16. The product according to claim 15, wherein the instructions cause the computer to receive and process three-dimensional (3D) maps of at least the part of the body so as to extract the positions.

17. The product according to claim 16, wherein the instructions cause the computer to extract 3D positions from the 3D maps and to project the 3D positions onto a two-dimensional (2D) surface in the 3D space to create a 2D projected trajectory, and to analyze the projected trajectory in order to identify the characters.

18. The product according to claim 15, wherein the motion of the hand delineates the characters by writing on a virtual markerboard.

19. The product according to claim 15, wherein the motion of the hand comprises words written without breaks between at least some of the characters, and wherein the instructions cause the computer to extract the characters from the motion independently of any end-of-character indications between the characters in the motion of the hand.

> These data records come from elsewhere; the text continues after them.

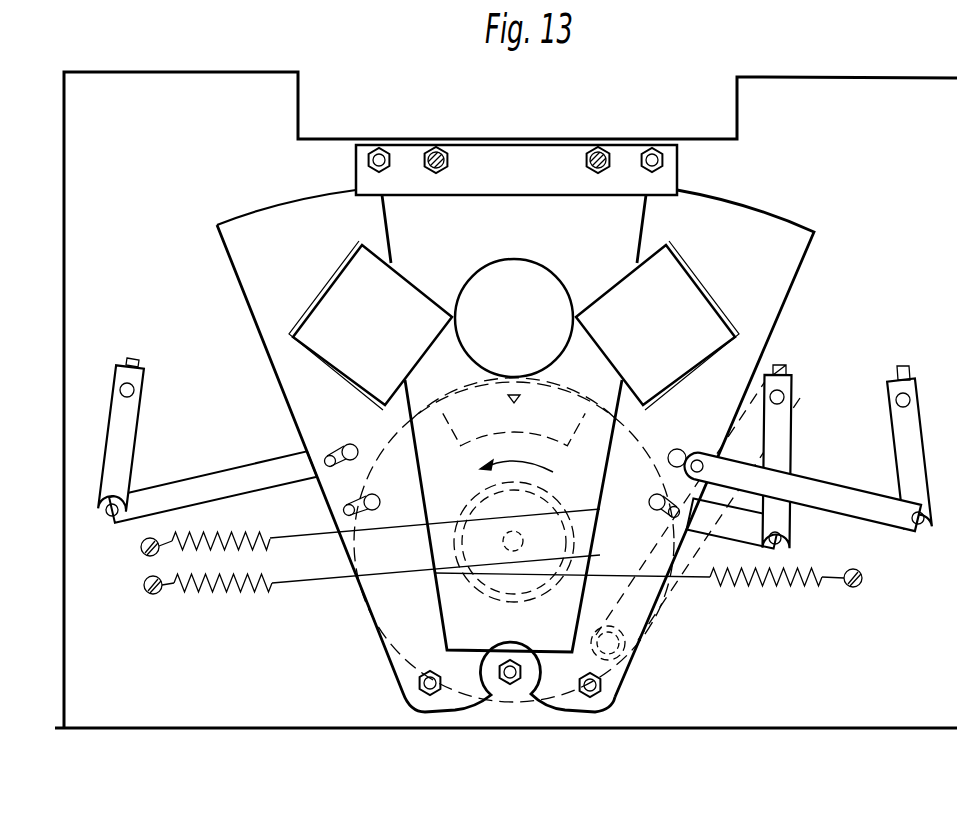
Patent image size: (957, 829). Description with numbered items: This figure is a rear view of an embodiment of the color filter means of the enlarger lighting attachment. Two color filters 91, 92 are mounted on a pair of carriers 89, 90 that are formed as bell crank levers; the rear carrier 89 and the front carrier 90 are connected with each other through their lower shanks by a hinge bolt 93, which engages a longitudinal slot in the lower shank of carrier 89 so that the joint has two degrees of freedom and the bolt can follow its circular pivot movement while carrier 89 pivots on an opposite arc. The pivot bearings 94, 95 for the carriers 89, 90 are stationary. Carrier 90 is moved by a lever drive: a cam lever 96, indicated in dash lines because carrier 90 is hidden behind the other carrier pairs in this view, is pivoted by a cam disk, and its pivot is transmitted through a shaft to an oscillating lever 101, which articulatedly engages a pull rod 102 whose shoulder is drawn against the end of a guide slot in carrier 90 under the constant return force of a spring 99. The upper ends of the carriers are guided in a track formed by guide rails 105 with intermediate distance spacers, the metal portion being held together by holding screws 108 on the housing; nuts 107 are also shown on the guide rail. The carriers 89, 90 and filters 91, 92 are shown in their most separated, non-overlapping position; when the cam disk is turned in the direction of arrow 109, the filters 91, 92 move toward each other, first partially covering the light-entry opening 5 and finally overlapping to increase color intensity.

The opening 5 is at (528, 278).
The carrier 89 is at (267, 217).
The carrier 90 is at (778, 232).
The color filter 91 is at (397, 288).
The color filter 92 is at (628, 290).
The hinge bolt 93 is at (513, 683).
The pivot bearing 94 is at (423, 693).
The pivot bearing 95 is at (597, 695).
The cam lever 96 is at (800, 388).
The spring 99 is at (800, 583).
The oscillating lever 101 is at (783, 457).
The pull rod 102 is at (737, 528).
The guide rail 105 is at (365, 178).
The nut 107 is at (379, 150).
The holding screw 108 is at (436, 152).
The arrow 109 is at (520, 460).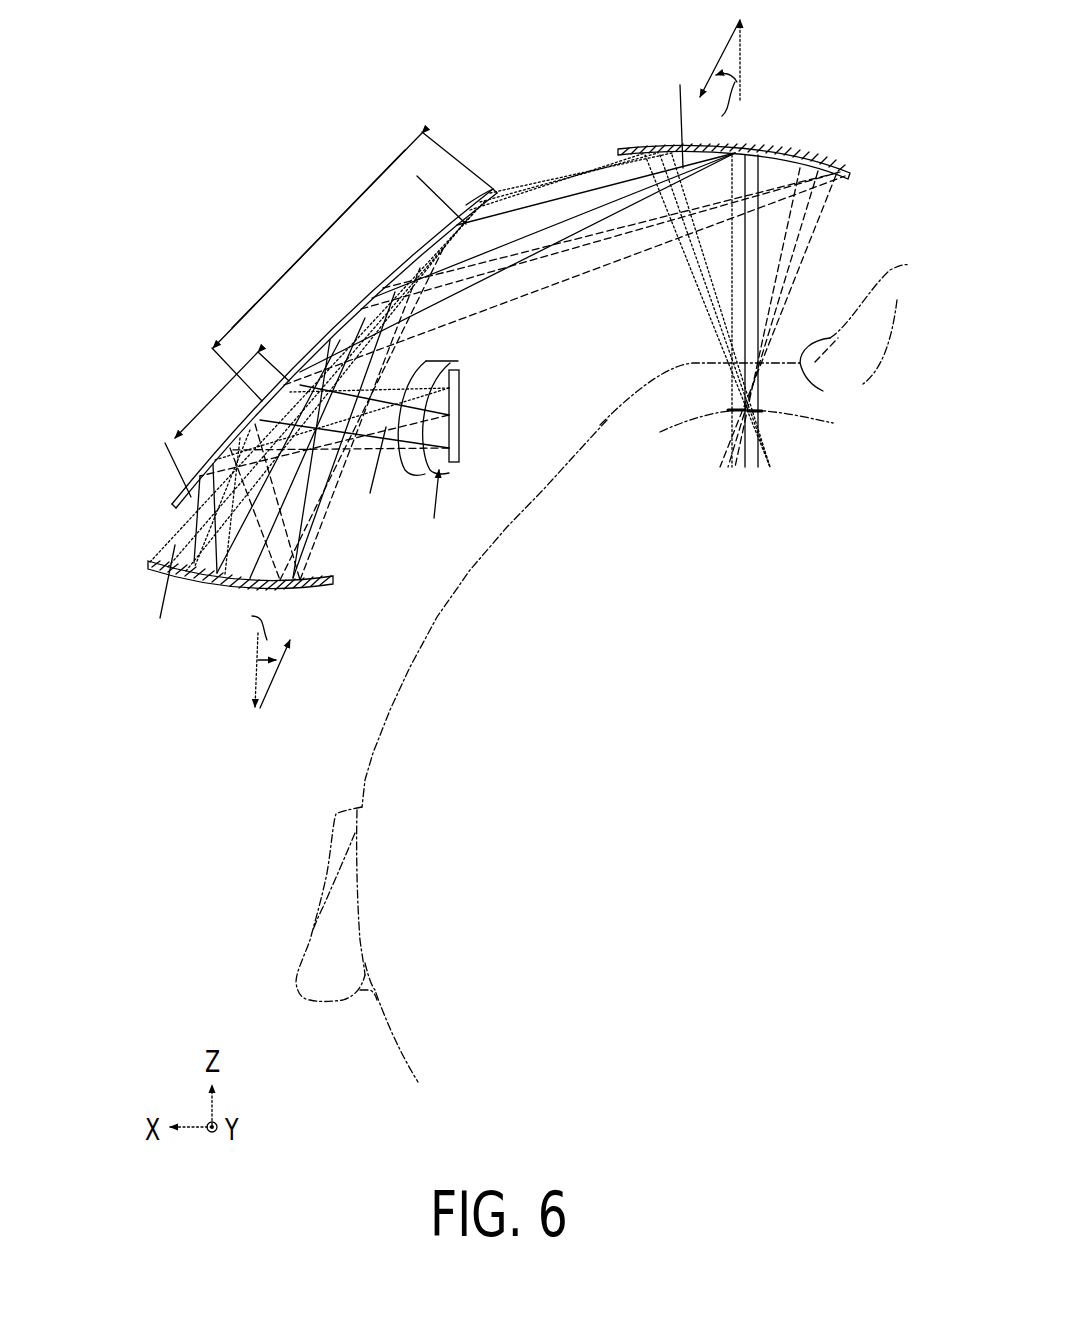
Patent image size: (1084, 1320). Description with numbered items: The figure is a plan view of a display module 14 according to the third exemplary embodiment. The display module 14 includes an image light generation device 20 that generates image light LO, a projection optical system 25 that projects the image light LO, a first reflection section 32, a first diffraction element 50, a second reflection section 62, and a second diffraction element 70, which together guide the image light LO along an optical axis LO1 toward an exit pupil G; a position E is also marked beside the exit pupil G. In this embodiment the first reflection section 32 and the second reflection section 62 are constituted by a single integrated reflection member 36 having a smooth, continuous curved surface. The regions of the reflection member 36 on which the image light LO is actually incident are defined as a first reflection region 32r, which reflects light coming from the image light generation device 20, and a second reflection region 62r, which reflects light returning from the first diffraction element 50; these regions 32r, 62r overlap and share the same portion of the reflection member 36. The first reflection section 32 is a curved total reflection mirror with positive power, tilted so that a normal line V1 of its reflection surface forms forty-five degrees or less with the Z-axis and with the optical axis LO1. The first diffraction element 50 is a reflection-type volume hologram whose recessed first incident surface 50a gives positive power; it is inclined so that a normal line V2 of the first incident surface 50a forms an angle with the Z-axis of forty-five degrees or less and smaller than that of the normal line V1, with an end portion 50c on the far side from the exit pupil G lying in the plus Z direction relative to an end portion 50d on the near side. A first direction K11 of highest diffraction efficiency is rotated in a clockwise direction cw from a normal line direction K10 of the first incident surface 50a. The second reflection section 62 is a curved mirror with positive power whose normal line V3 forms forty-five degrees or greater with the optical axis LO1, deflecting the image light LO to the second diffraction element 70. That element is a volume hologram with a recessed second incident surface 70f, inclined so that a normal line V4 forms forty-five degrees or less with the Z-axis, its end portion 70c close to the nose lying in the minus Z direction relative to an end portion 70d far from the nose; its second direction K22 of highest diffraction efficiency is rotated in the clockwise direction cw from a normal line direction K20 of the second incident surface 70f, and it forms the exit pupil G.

The display module 14 is at (388, 100).
The second reflection section 62 is at (347, 190).
The second reflection region 62r is at (312, 251).
The normal line of the reflection surface V3 is at (447, 203).
The reflection member 36 is at (473, 200).
The first reflection section 32 is at (150, 420).
The first reflection region 32r is at (205, 404).
The normal line of the reflection surface V1 is at (162, 474).
The projection optical system 25 is at (440, 362).
The image light generation device 20 is at (460, 401).
The optical axis LO1 is at (376, 476).
The image light LO is at (434, 510).
The first diffraction element 50 is at (211, 588).
The end portion 50c is at (148, 562).
The first incident surface 50a is at (313, 571).
The end portion 50d is at (318, 584).
The normal line of the first incident surface V2 is at (158, 620).
The clockwise direction cw is at (481, 367).
The normal line direction K10 is at (252, 678).
The first direction K11 is at (274, 680).
The second diffraction element 70 is at (778, 148).
The end portion 70d is at (620, 150).
The end portion 70c is at (848, 173).
The second incident surface 70f is at (846, 181).
The normal line of the second incident surface V4 is at (680, 115).
The normal line direction K20 is at (741, 63).
The second direction K22 is at (718, 57).
The exit pupil G is at (710, 400).
The eye (pupil position) E is at (770, 415).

20. The product according to claim 19, wherein the instructions cause the computer to apply a statistical language model to the words in order to identify the characters that are most likely to have been formed by the user.

21. The product according to claim 19, wherein each word is written in a continuous movement followed by an end-of-word gesture, and wherein the instructions cause the computer to extract the characters by processing the trajectory of the continuous movement.